Using state-of-the-art physics-based models, Veracity’s scientists in Perry, UT, are developing innovative approaches for reducing uncertainty and error in modeling service-life estimates of solid rocket motor (SRM) propellant. Veracity is developing the Missile Inventory Management System (MIMS) to use real-time sensor data in physics-based models to calculate service life for individual missiles. The goal is to reduce uncertainty by a minimum of 10 percent, resulting in greater confidence in the reliability of SRM weapon systems. MIMS is built to accommodate internet-of-things sensors feeding data into a standards-based Application Programming Interface (API). It then uses cloud-based infrastructure to perform complex calculations to automatically update the service-life assessments.
This project supports the Air Force Research Lab (AFRL), Rocket Propulsion Division, Edwards AFB Motor Aging and Surveillance Technology (MAST) Broad Agency Announcement.
Aging and Surveillance
At Veracity, we employ state-of-the-art analysis tools for aging and surveillance (A&S) of energetic materials. We support our customers throughout the A&S life cycle:
- Failure mode and effects analysis (FMEA)
- Test plan generation
- Data processing
- Chemical evolution modeling
- Safe-life and service-life calculations
- Reliability modeling
At each phase we work closely with material experts and engineers to ensure current scientific understanding and product familiarity.
We create advanced material models for energetic materials. Our experience includes creating models for polymeric binders, particulate reinforcement, and particulate agglomeration. We provide greatest value by quickly prototyping and verifying material models and then implementing them in production-ready code. At Veracity, we build models using Python, C++, and various other programming languages. We also have built models for integration into third-party analysis tools, such as user-defined mechanical behavior subroutines (UMAT) for Abaqus (finite element analysis tool).
Machine Learning
Veracity knows that understanding reliability and maintainability issues is a critical concern for the U.S. military commands that manage weapons systems and platforms. Many weapons systems are a complex collection of subsystems and components, with tracking occurring through many different data streams. However, a trove of unused data exists that is difficult to process to predict reliability and maintainability issues. Machine learning, often referred to as artificial intelligence (AI), offers an efficient means of processing this unused data.

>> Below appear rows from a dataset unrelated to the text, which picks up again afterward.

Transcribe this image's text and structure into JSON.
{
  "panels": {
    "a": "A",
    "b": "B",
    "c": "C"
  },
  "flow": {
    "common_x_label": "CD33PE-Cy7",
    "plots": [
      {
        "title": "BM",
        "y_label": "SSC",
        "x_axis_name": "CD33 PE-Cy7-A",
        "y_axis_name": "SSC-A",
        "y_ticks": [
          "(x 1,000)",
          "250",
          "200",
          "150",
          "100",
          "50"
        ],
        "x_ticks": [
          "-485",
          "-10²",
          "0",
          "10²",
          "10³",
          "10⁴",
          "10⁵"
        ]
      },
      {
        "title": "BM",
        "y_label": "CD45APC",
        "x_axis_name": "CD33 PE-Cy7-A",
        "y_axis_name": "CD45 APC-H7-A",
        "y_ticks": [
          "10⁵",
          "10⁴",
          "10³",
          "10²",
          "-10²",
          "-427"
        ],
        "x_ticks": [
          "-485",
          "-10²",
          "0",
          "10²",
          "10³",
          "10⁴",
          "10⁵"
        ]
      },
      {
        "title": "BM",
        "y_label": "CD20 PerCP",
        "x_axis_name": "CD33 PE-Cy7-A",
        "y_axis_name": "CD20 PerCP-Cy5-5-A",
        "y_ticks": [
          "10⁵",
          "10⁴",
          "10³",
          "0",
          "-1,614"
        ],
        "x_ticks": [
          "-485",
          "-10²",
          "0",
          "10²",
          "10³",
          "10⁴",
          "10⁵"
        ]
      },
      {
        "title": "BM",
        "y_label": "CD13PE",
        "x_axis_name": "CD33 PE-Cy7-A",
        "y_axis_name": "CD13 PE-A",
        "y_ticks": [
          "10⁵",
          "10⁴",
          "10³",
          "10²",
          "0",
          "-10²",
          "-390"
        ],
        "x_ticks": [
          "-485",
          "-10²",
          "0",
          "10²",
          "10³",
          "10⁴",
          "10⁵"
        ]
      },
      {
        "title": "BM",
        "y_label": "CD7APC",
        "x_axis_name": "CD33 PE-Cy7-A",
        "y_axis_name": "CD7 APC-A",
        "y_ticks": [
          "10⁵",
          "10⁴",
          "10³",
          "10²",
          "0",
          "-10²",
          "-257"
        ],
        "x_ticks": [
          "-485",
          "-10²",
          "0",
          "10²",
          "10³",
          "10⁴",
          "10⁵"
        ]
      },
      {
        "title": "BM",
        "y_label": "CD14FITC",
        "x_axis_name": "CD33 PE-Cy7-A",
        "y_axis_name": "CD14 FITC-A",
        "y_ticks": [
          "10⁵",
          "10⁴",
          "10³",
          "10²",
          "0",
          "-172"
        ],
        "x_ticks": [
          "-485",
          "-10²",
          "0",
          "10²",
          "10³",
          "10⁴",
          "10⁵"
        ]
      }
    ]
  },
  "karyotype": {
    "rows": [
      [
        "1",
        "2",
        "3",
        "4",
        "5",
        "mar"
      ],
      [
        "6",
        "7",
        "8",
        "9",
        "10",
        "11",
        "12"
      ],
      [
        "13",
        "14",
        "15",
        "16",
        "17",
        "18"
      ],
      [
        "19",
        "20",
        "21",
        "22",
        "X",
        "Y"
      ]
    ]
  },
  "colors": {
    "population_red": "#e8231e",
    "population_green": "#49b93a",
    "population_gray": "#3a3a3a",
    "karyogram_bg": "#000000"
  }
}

Prior to becoming part of Systems Planning and Analysis, Veracity completed a phase I Small Business Innovative Research effort that used augmented machine learning to model rocket system reliability. Using notional data, we demonstrated that the methodology we developed reduced the average error in predicting overall weapon system reliability for a single missile by 65 percent. It also reduced the error in predicting reliability among all missiles by 35 percent. For individual missile components, our models can reduce error occurrence by 36 percent to 90 percent.
The Veracity approach is generic enough to cover arbitrary contribution levels from both traditional subject matter expert (SME)-informed reliability analysis and machine learning. As a result, Augmented Machine Learning can be used for all reliability analyses. In fact, given its generic nature, our approach for combining machine learning with traditional SME-informed models may be applied outside of reliability modeling in areas such as inventory and parts forecasting.